Two days later Tom and I returned from our “business trip” to the Continent. I quite prided myself on the way our luggage was labeled. It had just the right knock-about, piebald look. We drove up in a four-wheeler, Handsome Harry on the box, and Maud opened the door for us. For the next few days we were quiet and kept indoors. We spent the time peacefully in the kitchen, breaking the settings of the diamonds and reading about the robbery in the papers. As soon as things simmered down, Tom was to take the stones across to Holland, where they would be distributed. We threw away the settings, and put the diamonds in a small box of chamois-skin that I pinned to my corset with a safety-pin.
That was the way things were—untroubled as a summer sea—till ten days after our return, when I began to get restive. I had had what they call in America “a strenuous time” at Burridge’s, working like a slave all day, with not a soul to speak to but a parcel of ignorant servant women, and I wanted livening up. I longed for the light and noise of Piccadilly, the crowd and the restaurants; but what I wanted particularly was to go to the theater and see a play called “The Forgiven Prodigal.”
Maud and Tom raised a clamor of disapproval: What was the use of running risks? did I think, because I’d been in Chicago for nearly a year, that I was forgotten? did I think the men in Scotland Yard who knew me were all dead? did I think the excitement of the Castlecourt robbery was over and done? I yawned at them, and then told them, with a gentle smile, that they were a “pusillanimous pair.” There might be many men in Scotland Yard who knew me, and that, as they say in Chicago, “is all the good it would do them.” They couldn’t arrest me for sitting peacefully at a theater looking at a play. As for connecting me with Sara Dwight, I would give any one a hundred pounds who, when I was dressed and had my war-paint on, would find in me a single suggestion of the late housemaid at Burridge’s. So I talked them down; and if I didn’t convince them of the reasonableness of my arguments, I at least managed to soothe their fears.

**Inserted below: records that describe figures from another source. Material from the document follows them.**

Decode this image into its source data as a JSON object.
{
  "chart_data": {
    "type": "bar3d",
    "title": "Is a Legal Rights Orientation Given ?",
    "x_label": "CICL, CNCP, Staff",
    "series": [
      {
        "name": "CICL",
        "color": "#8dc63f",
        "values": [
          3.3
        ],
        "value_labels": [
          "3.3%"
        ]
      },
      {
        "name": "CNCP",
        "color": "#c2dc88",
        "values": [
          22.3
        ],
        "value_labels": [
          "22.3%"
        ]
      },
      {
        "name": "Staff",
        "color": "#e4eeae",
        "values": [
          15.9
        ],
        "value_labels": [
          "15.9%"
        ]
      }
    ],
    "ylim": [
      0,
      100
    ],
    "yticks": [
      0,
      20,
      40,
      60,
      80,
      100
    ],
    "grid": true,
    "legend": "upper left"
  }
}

I dressed myself with especial care, and when the last rite of my toilet was accomplished looked critically in the glass to see if anything of Sara Dwight remained. The survey contented me. Sara’s mother, if there be such a person, would have denied me. I was all in black, a sweeping, spangly dress I had bought in New York, cut low, and my neck is not my weak point, especially when crême des violettes has been rubbed over it. My hair was waved (Maud does it very well, much better than she cooks, I regret to say), and dressed high, with a small red wreath of geraniums round it. Nose powdered to a probable, ladylike whiteness, a touch of rouge, a tiny mouche near the corner of one eye, and long, black gloves—and, presto change! I wore no jewels—their owners might recognize them. One could hardly say I “wore” the Castlecourt diamonds, which were fastened to my corset with a safety-pin. They were rather uncomfortable, but they were the only thing about me that were.
As I stood in front of the glass putting on finishing touches, Maud left the room, and went to the drawing-room to watch for Handsome Harry, who was to drive our hansom. I did not like taking a hired driver, and, thank goodness, I didn’t! I was putting a last soupçon of scarlet on my lips, when she came back, stepping softly, and with her eyes round and uneasy looking.
“I don’t know whether I’m nervous,” she says, “but there’s a man just gone by in a hansom, and he leaned out and looked hard at our windows.”
“I hope it amused him,” I said, looking critically at my lips, to see if they were not a little too incredibly ruddy. “It’s a harmless and innocent way of passing the time, so we mustn’t be hard on him if it doesn’t happen to be very intellectual. Come, help me on with my cloak, and don’t stand there like Patience on a monument staring at thieves.”
I was irritated with Maud, trying to upset my peace of mind that way. She’d had any amount of good times while I’d been at Burridge’s with my nose to the grindstone. And here she was, the first time I’d got a chance to have a spree, looking like a depressed owl and talking like the warning voice of Conscience! As she silently held up my cloak and I thrust my hand in the sleeve, I said, over my shoulder:
“And you needn’t go upsetting Tom by telling him about strange men in hansoms who stare up at our front windows. I want to have a good time this evening, not feel that I’m sitting by a guilty being who jumps every time he’s spoken to as if the curse of Cain was on him.”
Maud said nothing, and I shook myself into my cloak and swept out to the hall, where Tom was waiting.